Sans aucun doute Ibáñez prend plaisir à montrer l'érotisme et la beauté. Les scènes du carnaval de Venise offrent un milieu favorable du fait qu'on peut y être masqué. Certaines oeuvres donnent, à première vue, l'impression d'une similitude ou parallélisme avec la grande oeuvre de Stanley Kubrick "Eyes wide shut". Un célèbre médecin new-yorkais, Bill Harford, est témoin, dans le palais de Somerton, d'une cérémonie satanique où tous les participants portent des masques vénitiens et au cours de laquelle une orgie sexuelle a lieu. Dans les fascinants tableaux d'Ibáñez, dans ces nuits vénitiennes, il y a aussi des évêques, qui reçoivent des pommes de la main d'une Ève attirante. On peut les voir dans le triptyque "Le Péché".

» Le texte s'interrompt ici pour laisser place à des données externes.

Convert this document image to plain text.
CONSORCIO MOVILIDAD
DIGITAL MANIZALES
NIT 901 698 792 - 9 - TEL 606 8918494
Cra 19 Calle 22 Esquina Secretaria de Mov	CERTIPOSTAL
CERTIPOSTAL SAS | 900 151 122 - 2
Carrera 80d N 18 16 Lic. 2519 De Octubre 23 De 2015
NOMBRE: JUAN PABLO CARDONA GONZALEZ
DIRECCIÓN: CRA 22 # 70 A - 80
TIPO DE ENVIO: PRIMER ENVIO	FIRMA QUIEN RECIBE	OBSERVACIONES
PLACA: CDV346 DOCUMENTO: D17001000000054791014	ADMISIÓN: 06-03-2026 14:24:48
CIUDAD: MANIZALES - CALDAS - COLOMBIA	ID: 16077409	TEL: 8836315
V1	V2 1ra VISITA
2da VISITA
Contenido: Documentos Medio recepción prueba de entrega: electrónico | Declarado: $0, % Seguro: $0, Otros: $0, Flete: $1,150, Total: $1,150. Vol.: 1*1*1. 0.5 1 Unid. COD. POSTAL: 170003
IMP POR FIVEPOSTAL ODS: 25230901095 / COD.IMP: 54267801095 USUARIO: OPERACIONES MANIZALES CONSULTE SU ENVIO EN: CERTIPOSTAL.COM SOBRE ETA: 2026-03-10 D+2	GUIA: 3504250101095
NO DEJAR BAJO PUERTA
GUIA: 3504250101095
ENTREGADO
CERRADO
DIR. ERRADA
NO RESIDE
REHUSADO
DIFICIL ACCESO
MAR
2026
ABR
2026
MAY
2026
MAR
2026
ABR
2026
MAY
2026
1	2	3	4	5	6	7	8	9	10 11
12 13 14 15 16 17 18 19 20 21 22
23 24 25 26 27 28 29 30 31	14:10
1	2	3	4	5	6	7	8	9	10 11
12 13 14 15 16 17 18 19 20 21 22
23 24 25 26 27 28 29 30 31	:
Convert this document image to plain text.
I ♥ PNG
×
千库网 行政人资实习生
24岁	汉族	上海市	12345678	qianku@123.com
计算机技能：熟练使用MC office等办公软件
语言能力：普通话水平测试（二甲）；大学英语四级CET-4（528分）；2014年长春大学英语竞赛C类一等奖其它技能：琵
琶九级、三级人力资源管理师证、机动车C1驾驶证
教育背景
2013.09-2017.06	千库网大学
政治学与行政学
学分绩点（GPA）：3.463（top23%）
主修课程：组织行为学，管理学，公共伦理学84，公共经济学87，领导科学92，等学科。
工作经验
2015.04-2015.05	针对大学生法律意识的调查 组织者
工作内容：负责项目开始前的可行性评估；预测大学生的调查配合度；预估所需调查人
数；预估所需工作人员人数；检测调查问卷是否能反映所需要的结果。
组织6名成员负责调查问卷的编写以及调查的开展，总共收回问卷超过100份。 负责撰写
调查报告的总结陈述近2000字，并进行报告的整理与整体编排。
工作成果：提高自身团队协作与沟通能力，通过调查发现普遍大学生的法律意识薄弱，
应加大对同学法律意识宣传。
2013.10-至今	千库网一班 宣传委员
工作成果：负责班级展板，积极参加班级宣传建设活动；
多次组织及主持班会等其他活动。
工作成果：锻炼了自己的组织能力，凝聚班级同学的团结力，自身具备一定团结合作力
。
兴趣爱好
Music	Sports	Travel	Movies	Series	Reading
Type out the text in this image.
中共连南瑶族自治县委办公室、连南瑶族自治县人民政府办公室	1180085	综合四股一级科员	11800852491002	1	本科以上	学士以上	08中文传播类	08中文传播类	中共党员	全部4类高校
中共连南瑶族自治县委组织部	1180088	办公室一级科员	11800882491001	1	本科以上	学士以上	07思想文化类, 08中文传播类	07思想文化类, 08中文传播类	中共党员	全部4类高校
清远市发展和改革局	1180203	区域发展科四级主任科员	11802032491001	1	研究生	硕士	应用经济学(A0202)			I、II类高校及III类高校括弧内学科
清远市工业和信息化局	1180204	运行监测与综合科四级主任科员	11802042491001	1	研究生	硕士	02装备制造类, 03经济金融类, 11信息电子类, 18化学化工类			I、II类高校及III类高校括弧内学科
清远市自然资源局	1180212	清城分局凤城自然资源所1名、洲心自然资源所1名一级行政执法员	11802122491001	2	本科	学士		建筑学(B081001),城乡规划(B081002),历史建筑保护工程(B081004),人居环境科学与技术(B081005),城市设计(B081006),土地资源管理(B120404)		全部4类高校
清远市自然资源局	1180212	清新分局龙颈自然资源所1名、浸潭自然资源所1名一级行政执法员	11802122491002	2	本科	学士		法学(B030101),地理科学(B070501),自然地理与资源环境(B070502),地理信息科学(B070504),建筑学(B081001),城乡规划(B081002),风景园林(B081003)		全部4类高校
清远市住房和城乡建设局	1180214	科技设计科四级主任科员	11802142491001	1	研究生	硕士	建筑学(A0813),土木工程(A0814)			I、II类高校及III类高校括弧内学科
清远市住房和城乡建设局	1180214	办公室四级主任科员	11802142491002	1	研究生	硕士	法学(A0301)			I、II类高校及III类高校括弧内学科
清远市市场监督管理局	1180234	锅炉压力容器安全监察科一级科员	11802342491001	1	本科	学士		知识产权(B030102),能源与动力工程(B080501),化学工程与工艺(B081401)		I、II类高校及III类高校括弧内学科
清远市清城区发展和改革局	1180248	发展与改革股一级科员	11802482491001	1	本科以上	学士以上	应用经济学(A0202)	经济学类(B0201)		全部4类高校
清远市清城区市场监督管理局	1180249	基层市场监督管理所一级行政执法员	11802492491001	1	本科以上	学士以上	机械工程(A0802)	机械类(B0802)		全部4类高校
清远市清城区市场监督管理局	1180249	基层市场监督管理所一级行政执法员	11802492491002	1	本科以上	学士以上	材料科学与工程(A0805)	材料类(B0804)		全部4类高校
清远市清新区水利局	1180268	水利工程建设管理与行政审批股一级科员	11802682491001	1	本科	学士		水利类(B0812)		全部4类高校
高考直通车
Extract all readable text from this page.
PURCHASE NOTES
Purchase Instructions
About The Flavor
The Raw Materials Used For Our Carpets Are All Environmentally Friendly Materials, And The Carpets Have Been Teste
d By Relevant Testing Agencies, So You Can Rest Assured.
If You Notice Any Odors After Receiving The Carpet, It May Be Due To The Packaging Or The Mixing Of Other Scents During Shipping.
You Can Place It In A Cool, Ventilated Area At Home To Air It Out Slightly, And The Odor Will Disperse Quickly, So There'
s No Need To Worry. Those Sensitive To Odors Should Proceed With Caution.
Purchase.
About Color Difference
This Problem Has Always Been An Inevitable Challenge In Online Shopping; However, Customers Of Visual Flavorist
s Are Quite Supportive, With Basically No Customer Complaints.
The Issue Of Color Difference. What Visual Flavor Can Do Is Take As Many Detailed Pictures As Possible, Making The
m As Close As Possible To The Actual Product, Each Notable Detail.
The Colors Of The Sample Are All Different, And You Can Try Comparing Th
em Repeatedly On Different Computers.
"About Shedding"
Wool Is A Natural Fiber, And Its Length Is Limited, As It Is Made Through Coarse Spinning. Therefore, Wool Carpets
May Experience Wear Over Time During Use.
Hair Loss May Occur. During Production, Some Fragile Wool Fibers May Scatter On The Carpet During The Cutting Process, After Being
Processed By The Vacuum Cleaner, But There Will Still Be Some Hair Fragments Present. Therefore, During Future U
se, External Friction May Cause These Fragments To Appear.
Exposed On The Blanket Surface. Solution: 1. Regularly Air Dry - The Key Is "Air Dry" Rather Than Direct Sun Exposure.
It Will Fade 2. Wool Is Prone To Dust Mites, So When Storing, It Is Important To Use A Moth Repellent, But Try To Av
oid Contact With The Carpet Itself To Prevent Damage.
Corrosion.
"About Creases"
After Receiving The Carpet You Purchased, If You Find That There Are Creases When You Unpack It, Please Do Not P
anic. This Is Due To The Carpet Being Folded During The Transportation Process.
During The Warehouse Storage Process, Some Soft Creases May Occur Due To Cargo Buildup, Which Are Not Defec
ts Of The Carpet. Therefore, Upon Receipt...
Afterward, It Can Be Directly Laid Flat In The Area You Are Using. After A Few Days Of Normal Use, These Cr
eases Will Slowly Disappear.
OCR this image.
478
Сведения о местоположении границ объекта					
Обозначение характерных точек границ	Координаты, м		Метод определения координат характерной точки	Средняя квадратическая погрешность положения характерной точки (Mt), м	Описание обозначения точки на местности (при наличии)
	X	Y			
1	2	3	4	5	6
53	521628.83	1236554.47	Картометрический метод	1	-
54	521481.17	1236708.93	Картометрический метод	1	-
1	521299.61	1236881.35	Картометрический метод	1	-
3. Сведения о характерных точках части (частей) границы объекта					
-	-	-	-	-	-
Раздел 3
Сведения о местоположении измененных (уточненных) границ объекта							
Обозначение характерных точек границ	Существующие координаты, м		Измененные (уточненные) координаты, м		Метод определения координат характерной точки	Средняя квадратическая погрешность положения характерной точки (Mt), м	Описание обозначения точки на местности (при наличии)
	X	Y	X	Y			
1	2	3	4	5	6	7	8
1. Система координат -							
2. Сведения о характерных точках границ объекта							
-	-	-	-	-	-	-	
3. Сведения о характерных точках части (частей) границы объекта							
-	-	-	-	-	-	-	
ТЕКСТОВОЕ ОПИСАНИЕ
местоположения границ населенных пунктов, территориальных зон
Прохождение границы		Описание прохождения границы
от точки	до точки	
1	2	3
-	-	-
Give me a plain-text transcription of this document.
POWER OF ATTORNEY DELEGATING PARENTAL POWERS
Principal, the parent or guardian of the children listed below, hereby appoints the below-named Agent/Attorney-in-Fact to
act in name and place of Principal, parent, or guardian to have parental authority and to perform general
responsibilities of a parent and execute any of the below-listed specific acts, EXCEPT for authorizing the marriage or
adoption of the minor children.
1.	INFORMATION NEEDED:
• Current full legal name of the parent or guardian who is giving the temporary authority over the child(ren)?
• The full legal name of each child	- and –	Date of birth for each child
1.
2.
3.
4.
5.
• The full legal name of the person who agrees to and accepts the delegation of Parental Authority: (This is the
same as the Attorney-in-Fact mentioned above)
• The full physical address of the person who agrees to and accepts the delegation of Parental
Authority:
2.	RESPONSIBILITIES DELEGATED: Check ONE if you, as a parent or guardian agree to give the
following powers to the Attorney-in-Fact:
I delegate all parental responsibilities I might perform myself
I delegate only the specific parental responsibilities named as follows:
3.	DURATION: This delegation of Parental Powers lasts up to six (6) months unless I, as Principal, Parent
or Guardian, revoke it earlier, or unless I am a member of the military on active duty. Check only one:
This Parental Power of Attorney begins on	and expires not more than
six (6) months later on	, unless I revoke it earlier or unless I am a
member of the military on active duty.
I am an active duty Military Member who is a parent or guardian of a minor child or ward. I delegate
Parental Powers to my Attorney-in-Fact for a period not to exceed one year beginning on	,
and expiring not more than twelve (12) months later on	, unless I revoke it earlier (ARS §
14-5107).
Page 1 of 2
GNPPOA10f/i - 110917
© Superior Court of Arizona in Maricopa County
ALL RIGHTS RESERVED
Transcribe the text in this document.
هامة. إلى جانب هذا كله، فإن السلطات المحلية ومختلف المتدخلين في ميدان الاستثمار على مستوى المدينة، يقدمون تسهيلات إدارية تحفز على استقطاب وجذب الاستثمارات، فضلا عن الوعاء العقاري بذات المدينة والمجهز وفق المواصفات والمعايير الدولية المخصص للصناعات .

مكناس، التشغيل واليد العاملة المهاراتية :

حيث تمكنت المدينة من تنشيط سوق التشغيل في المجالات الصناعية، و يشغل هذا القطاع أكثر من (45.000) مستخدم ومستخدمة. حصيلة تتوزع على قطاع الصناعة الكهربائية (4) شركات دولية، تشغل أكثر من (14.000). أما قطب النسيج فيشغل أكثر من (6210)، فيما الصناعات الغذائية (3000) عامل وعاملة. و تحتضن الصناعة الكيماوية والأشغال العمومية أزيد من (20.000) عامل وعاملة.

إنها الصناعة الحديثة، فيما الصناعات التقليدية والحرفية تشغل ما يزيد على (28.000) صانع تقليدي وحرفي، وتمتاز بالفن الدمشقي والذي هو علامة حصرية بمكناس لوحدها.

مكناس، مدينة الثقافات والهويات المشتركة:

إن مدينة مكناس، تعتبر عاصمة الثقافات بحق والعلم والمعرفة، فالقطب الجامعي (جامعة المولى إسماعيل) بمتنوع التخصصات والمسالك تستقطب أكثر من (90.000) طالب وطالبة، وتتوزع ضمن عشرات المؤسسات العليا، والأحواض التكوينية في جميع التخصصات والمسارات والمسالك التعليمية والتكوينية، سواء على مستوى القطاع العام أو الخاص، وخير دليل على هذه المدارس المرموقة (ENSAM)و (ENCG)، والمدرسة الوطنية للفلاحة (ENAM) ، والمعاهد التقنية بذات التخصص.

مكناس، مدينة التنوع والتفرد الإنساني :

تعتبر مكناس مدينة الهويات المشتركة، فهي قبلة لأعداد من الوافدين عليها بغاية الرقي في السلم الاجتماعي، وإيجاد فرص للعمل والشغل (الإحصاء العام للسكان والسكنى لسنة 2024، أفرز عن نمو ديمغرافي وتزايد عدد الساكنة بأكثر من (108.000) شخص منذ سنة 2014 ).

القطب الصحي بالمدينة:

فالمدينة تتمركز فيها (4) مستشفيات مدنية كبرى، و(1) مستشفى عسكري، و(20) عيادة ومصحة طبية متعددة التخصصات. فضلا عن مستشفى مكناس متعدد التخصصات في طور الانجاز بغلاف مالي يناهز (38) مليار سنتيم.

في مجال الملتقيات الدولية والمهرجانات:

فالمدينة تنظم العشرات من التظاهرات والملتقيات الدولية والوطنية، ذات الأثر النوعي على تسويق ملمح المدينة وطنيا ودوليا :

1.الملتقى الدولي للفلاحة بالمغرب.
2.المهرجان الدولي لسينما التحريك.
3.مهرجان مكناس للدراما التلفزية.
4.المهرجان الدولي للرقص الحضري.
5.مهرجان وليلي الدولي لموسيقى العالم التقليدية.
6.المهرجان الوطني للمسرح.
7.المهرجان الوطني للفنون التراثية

L'érotisme est développé surtout dans la série Minotauromachie. Dans la mythologie grecque classique Éros est le dieu de l'amour passion. Dans la Minotauromachie - comparez ici aussi l'art d'Ibáñez avec celui de son compatriote Picasso - il s'agit de représentations de toreros. Habituellement, la société espagnole assigne un rôle de héros aux toreros. Pour Ibáñez, par contre, ces héros n'existent pas. Avec la figure mythique du minotaure, un être au visage d'homme et tête de taureau, le peintre recrée le torero. Celui-ci, cependant, devient un héros tragique. Il s'observe dans le miroir et se reconnaît comme animal. Le beau héros adopte le côté animal du Minotaure. Cette transformation est-elle seulement symbolique? Après divers épisodes de libertinage avec des jeunes femmes en tant qu'être double, le torero apparaît mort dans une flaque de son propre sang. Le minotaure, son alter ego animal, se laisse fêter dans l'arène. Mais lui aussi échouera, car son désir sexuel le conduira à la mort. L'une des belles femmes l'accompagnera dans ses derniers moments.

Andrés García Ibáñez, est sans aucun doute un peintre de grandes scènes, dans lesquelles le dramatisme est accompagné d'un humour mordant. Mais malgré cette attitude extrêmement critique, c'est justement sa merveilleuse peinture, qui semble déployer tous les registres de sa virtuosité technique, qui nous réconcilie avec lui. Andrés García Ibáñez est un poète comme peintre et un infatigable réaliste comme penseur. C'est le fait de conjuguer ces deux facettes qui caractérise le grand peintre.